Fabien Roussel appelle TOUTES LES FORCES POLITIQUES, TOUTES LES ORGANISATIONS QUI ONT SIGNÉ CET APPEL à se rencontrer dans les prochains jours pour décider d’initiatives communes pour interpeller gouvernement et direction de la Banque de France.

 

 

Le Comité européen des risques systémiques, organisme lié à la Banque centrale européenne (BCE), alerte sur les risques d’une multiplication des faillites provoquées par la double crise sanitaire et économique.

En France, les reports de paiements d’impôts et de cotisations sociales ont permis de repousser les échéances, et 675 000 PME et TPE ont souscrit un prêt garanti par l’État (PGE). Le nombre de défaillances d’entreprises a ainsi diminué de 38 % en 2020.

MAIS TOUTES LES FAILLITES QUI N’ONT PAS EU LIEU EN 2020 RISQUENT DE DÉFERLER QUAND LES AIDES S’INTERROMPRONT ET QU’IL FAUDRA REMBOURSER LES PRÊTS ET  250 000 EMPLOIS SERAIENT AINSI DIRECTEMENT MENACÉS.

C’est d’autant plus préoccupant que les banques sont en train de durcir leurs conditions de crédit, alors qu’elles ont reçu 2 000 milliards de prêts à taux négatif de la BCE.

Le gouvernement a annoncé que les aides ne seraient supprimées que progressivement et que les PGE pourraient être remplacés par des participations en capital. Mais l’attribution de ces allégements obéira aux critères de la rentabilité financière. Les PME-TPE qui font le plus d’efforts pour l’emploi, la formation, la recherche risquent de ne pas répondre à ces critères, surtout, comme c’est souvent le cas dans les secteurs les plus dynamiques, quand elles ne disposent pas d’actifs matériels à mettre en garantie.

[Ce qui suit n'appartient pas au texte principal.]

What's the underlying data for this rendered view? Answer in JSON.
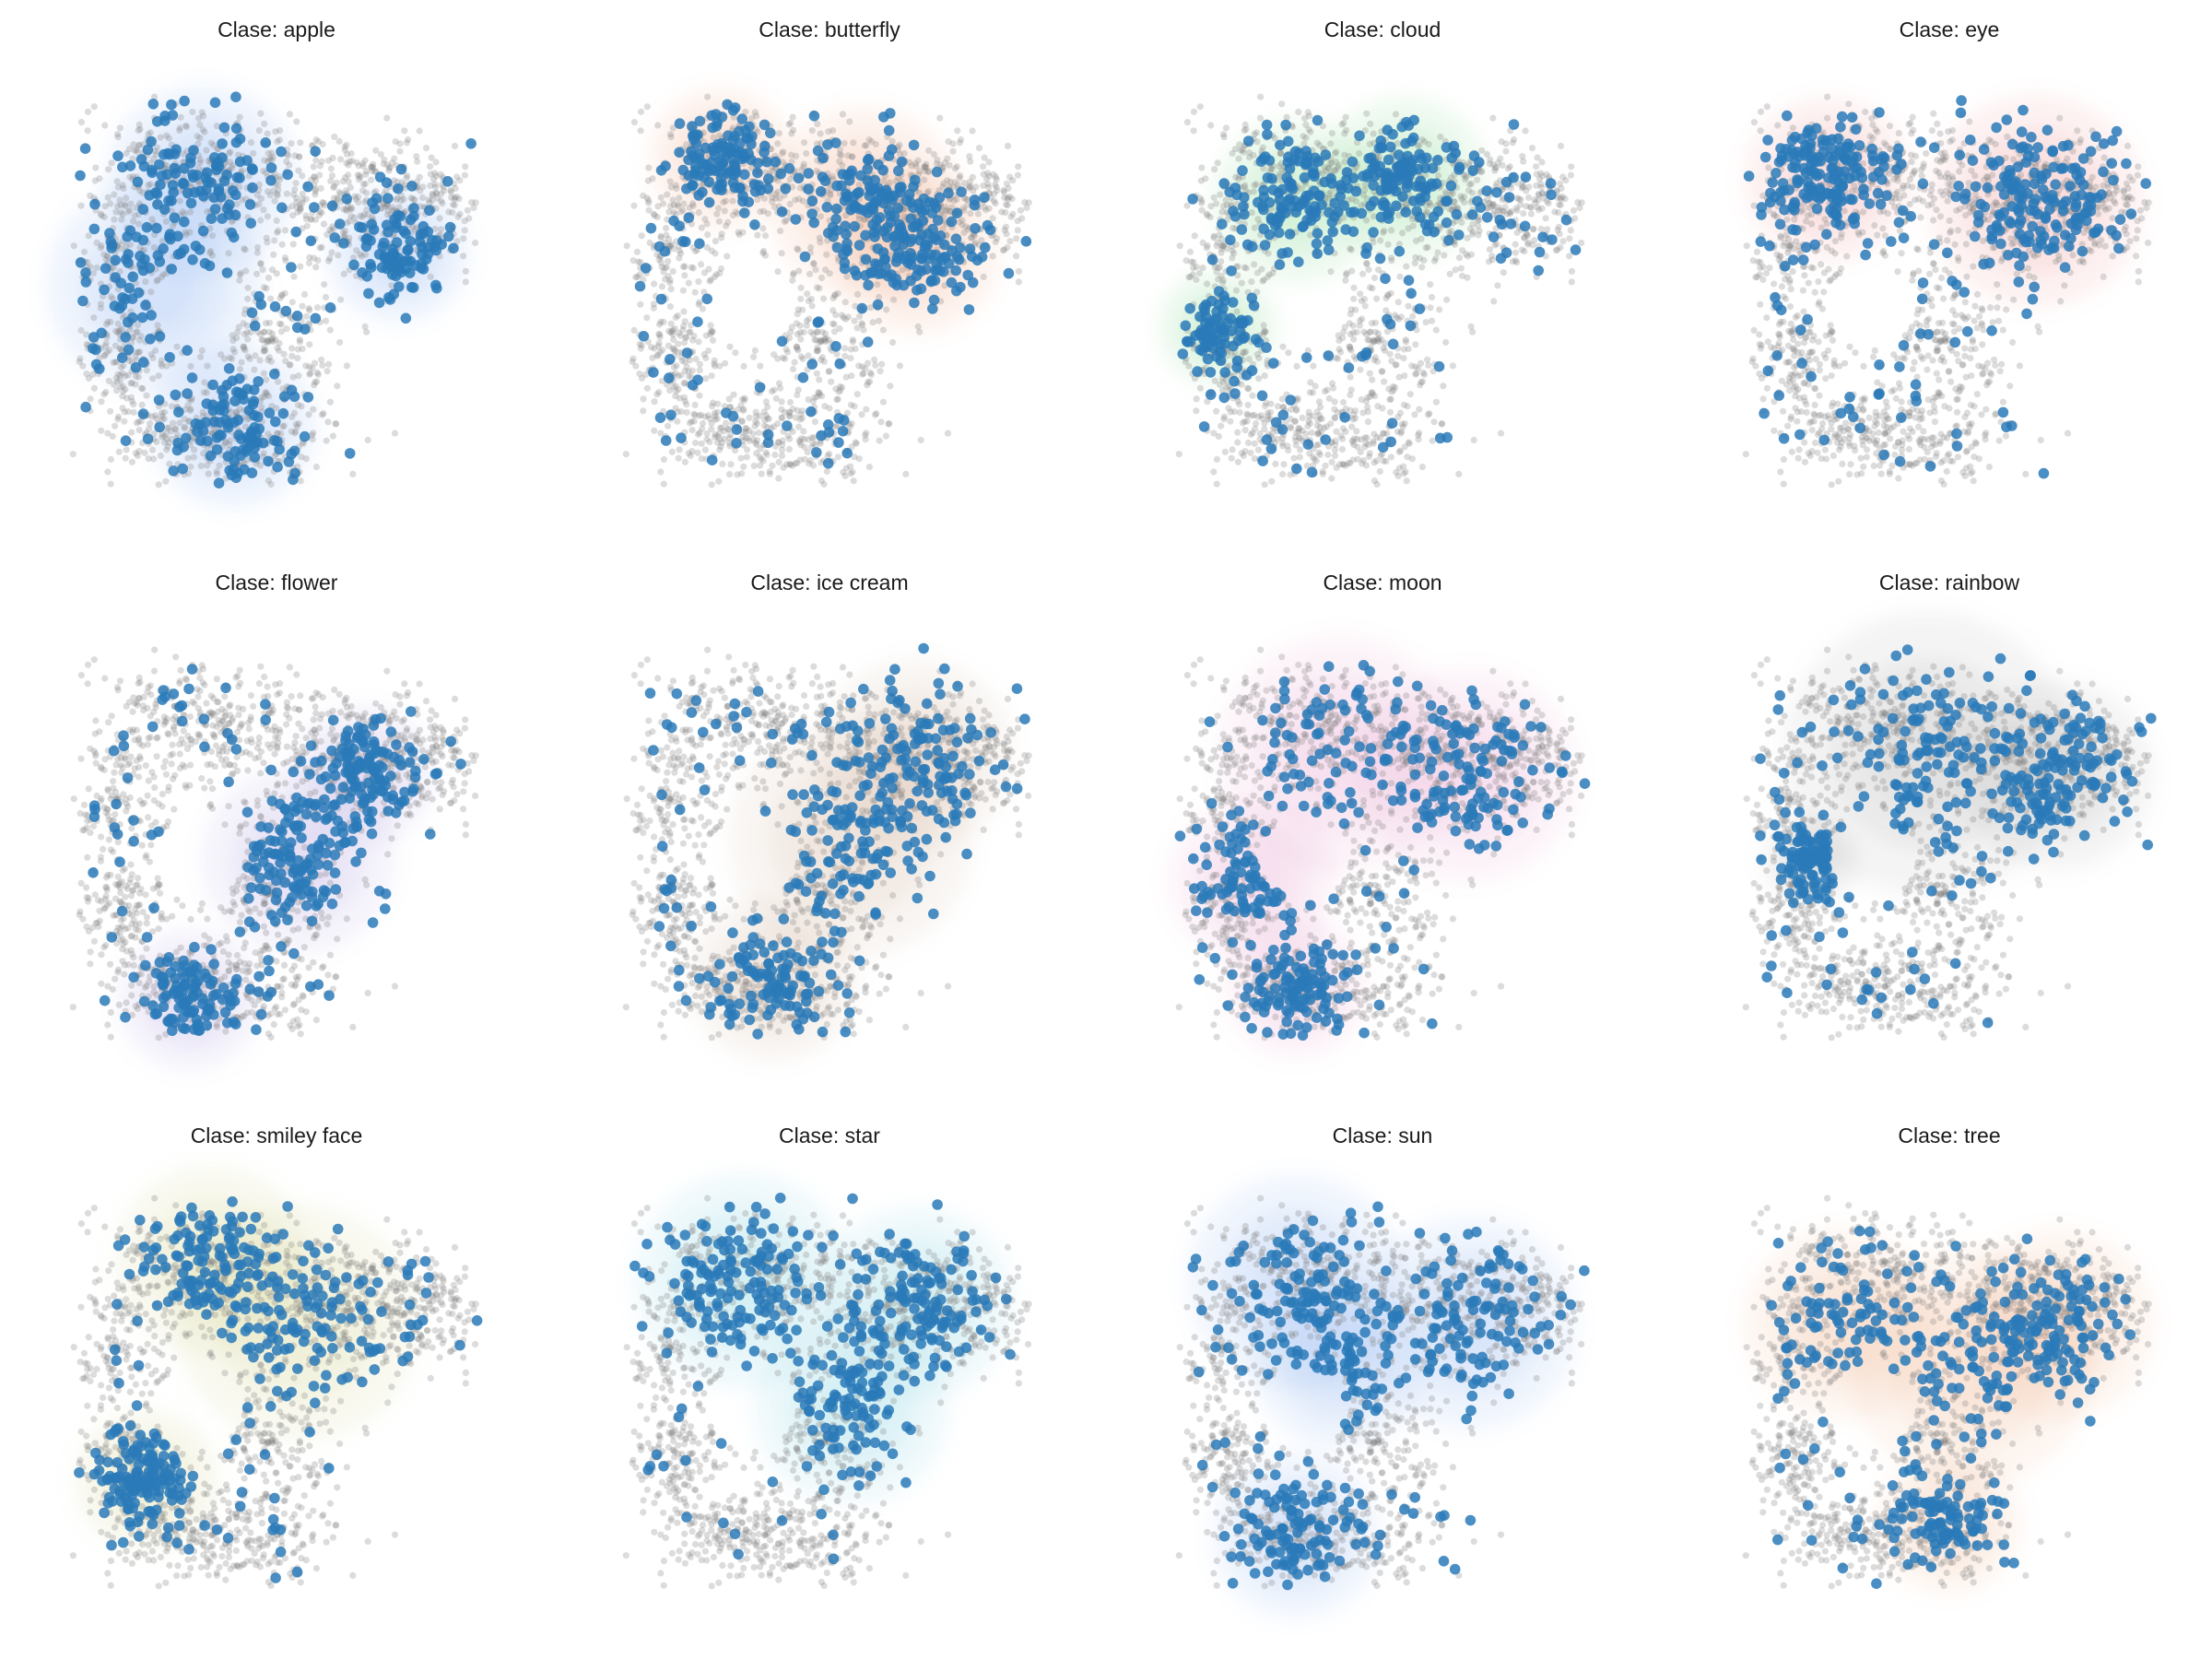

Les syndicalistes de la Banque de France proposent que cette institution, dans le prolongement de son action en matière de droit au compte et de médiation du crédit, ait le pouvoir d’IMPOSER L’EXERCICE D’UN DROIT AU CRÉDIT POUR LES ENTREPRISES VIABLES QUI S’ENGAGERAIENT À CRÉER DES RICHESSES EN PRIVILÉGIANT L’EMPLOI ET LES CHOIX ÉCOLOGIQUES DE PRODUCTION.

Cette exigence d’un soutien massif aux PME-TPE qui s’engagent en faveur de l’emploi et de l’écologie se heurte aux suppressions d’emplois massives dans les banques, à la dégradation des conditions de travail de leurs salariés, à la contradiction violente entre leur conscience professionnelle et les consignes venues de leurs directions et des salles de marchés.

ELLE SE HEURTE AUX 1 000 SUPPRESSIONS D’EMPLOIS ANNONCÉES À LA BANQUE DE FRANCE, particulièrement dans les succursales départementales en contact avec le public et avec les petites entreprises, qui s’apprêtent pourtant à recevoir la vague des PME-TPE menacées de faillite (déjà 1 400 % d’augmentation des sollicitations au titre de la médiation du crédit) et celle des ménages touchés par le surendettement à la suite des pertes d’emplois.

C’EST CE QUE PORTE l’appel syndical « contre 1 000 nouvelles suppressions d’emplois à la Banque de France : Halte à la saignée ! », qui a obtenu le soutien de tous les partis de gauche et de très nombreuses associations. Il exige les moyens, pour notre banque centrale nationale :

  • de développer son activité au service de l’emploi et des entreprises ;
  • de développer son activité auprès des usagers en difficulté, en situation de surendettement, demandeurs d’un recours au droit au compte bancaire…
  • de garantir, conformément à la loi, la qualité et la sécurité de l’approvisionnement de tout le territoire en billets, alors que 131 suppressions d’emplois dans l’exercice de cette mission sont  annoncées ce jeudi au CSE central de la Banque de France.

Comme eux, nous considérons que le service public de la monnaie et du crédit exercé par la Banque de France va être vital pour sortir de la crise sanitaire et économique.

Aussi Fabien Roussel appelle TOUTES LES FORCES POLITIQUES, TOUTES LES ORGANISATIONS QUI ONT SIGNÉ CET APPEL à se rencontrer dans les prochains jours pour décider d’initiatives communes pour interpeler gouvernement et direction de la Banque de France.